Our famous neighbors from previous posts are busy these days with shopping, partying, and helping people around them.
Some other elderly people, along with some younger ones, have been so fortunate to be advised by their doctors to go for a stay in a sanatorium by the sea.
This happens to people who cannot be cured in any normal way, but who expectedly still could get better from a period with carefully planned diets and physical exercises. Fortunate, because there exist only very few sanatoriums, each with a limited amount of beds, so most people will not get the chance.
I don’t know everybody’s name there, but they are mostly old ladies, a few men, and a few younger people. They are there for all kinds of reasons, but the place has a variety of physio therapists, dietists and other specialists who can help each of the patients improve a bit from whatever problem they have with their muscles, bones, or digestion system.
The place looks somewhat more mundane than the picture indicates, but it is placed exactly next to the sea, just outside of the city area, and the air is so fresh, the place so calm and relaxing, that even without any specialists available, most patients would probably get much better from the stay - by stressing down and learning to relax, allowing themselves to do so. And from feeling helpful to the other patients.
Most ill and elderly people in the world are very much alone, and people around them first of all seem to avoid spending time with them and then also refuse to take a helping hand from them. There is a taboo around getting help from someone who is ill. Most people want to do it the other way around instead, to treat the ill as fragile, refusing them the joy of being of use.
But here, at the castle by the sea, they are all able to help a little. For instance yesterday, when a bunch of new patients arrived - after breakfast time but before lunchtime.
It didn’t take long before some confusion arose among the newly arrived, because they had been travelling to get there, many of them since early in the morning, and the procedures for getting registered were somewhat heavy and bureaucratic, and when they finally were through all that, which was a heavy thing for many of them - a lot of work for people with their level of energy - they just needed to sit down for a moment, enjoying some food and a cup of healthy juice or water or whatever possible. But there was nothing for them - the staff at the sanatorium had forgotten to book a seat in the lunchroom for them, and the kitchen wasn’t aware that more food should have been cooked.
And then we saw it, again, like we have seen it before. A recurring pattern of several old ladies who could hardly walk by themselves, who looked like they needed to rest more than being active helping their new, fellow patients - taking action and using their seniority, having been there for several days or even weeks already, to raise their voices and require from the nurses and the kitchen staff that some food and drinks would be arranged for the new ones.
And it worked! Before long, everyone new who wanted it was nicely seated with a plate of soup and a glass of juice, and they felt welcome. And their helpers felt useful. The personnel felt a bit stressed and overwhelmed, I suppose, but they are all strong and should be able to handle it.
The sanatorium offers many activities, and some of them have trainers available but allow for the patients to do some individual exercises as well. One of these is “trekking” or whatever we should call it, where the patients go for a walk in the green surroundings with a couple of walking sticks in their hands, this apparently contributing to a better health.

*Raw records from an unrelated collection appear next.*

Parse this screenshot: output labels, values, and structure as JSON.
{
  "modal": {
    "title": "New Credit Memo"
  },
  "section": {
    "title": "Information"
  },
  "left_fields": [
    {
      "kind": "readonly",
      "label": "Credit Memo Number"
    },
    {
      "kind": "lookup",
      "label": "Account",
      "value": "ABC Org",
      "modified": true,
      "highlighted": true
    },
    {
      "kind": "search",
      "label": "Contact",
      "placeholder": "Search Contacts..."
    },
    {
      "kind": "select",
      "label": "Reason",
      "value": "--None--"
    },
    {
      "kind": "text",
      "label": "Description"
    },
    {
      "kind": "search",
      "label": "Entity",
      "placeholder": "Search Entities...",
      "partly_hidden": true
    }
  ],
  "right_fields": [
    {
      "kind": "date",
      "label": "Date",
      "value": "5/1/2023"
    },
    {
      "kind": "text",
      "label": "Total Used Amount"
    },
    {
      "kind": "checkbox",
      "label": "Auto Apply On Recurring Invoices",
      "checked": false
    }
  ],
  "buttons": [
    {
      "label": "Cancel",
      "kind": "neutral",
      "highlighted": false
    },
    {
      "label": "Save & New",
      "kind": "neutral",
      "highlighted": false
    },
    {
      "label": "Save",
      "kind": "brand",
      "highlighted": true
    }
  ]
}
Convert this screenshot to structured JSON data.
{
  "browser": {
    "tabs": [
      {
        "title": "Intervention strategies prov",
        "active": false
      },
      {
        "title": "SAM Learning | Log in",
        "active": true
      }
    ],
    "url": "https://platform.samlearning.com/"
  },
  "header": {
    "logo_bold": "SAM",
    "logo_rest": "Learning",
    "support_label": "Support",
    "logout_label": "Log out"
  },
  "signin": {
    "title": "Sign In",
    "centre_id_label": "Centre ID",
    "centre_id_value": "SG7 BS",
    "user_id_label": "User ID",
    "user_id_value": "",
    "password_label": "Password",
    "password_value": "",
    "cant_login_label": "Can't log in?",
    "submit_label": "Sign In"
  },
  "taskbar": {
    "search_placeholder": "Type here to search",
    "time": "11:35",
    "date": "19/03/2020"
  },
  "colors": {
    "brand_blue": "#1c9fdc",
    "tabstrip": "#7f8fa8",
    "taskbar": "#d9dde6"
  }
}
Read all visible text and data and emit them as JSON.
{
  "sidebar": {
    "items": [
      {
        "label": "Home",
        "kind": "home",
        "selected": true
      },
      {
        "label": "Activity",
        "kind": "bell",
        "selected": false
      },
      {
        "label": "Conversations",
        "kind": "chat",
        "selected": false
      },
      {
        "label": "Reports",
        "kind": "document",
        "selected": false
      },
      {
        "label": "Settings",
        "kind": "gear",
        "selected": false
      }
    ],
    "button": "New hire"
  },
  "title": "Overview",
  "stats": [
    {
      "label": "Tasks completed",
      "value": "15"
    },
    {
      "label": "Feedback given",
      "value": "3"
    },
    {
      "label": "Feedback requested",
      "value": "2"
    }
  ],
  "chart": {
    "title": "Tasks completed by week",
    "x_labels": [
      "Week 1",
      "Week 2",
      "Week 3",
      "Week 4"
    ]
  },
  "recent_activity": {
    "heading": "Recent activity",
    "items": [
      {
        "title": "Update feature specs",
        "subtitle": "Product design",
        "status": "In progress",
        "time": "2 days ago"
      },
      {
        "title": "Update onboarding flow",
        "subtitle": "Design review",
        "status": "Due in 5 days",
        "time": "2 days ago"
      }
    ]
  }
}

These old ladies and an occasional man who would usually sit at home, watching TV, feeling out of energy, suddenly become a bit more fresh and active - and start arranging groups for these walks. The more experienced of them know from previous stays where the sticks are kept, so they go and find them, making sure that the new patients will get a set too. And then they go, short and slowly, but they are already much more active than usual, on their way to gain a better health.
It is a sanatorium. There are strict rules for such things as what can be eaten there and when people should go to sleep and get up. But these old ladies… of course they have all brought cookies and some powder coffee and tea leaves, hidden in their bags. And they sneak out of their rooms to “steal” hot water for the coffee and tea and arrange secret gatherings where they play cards and have a great social time in the late evenings.
Individualists can get ill too, and some of these also find their way to the castle. Whenever there is a chance, they will go for a walk (with or without sticks) alone, through the parks and along the beach, admiring the beautiful houses in the area and sending long looks out over the sea, dreaming about the time when they were travelling and seeing the world. Maybe they notice a ship there, or a seagull - or something else that can catch their attention for a while, and they feel happier than they have done for a long time, just out of these simple stimuli. Small elements of experiences that they just don’t see very often in the busy and condensed city life they are normally living.
Yesterday passed, and the new patients woke up today in their new temporary homes with that great feeling of being in the beginning of a great adventure.
Habitual headaches are gone, nobody feels as tired as usual, none of them regret for a second that they went there.
They feel alive now.
I didn't know sanatoriums, in the way you present them, were still a thing. Is this a private endeavor? A government sanatorium? I always thought it made sense. For starters, being at sea level lowers blood pressure, and the humidity can help in all sorts of ways. I noticed this back when I was struggling with a bunch of sinus issues and hypertension and suddenly got better when at the beach. And so many of our diseases are either caused or heightened by stress that retreating to a quieter place is just common sense, honestly. I wish this was a widespread practice.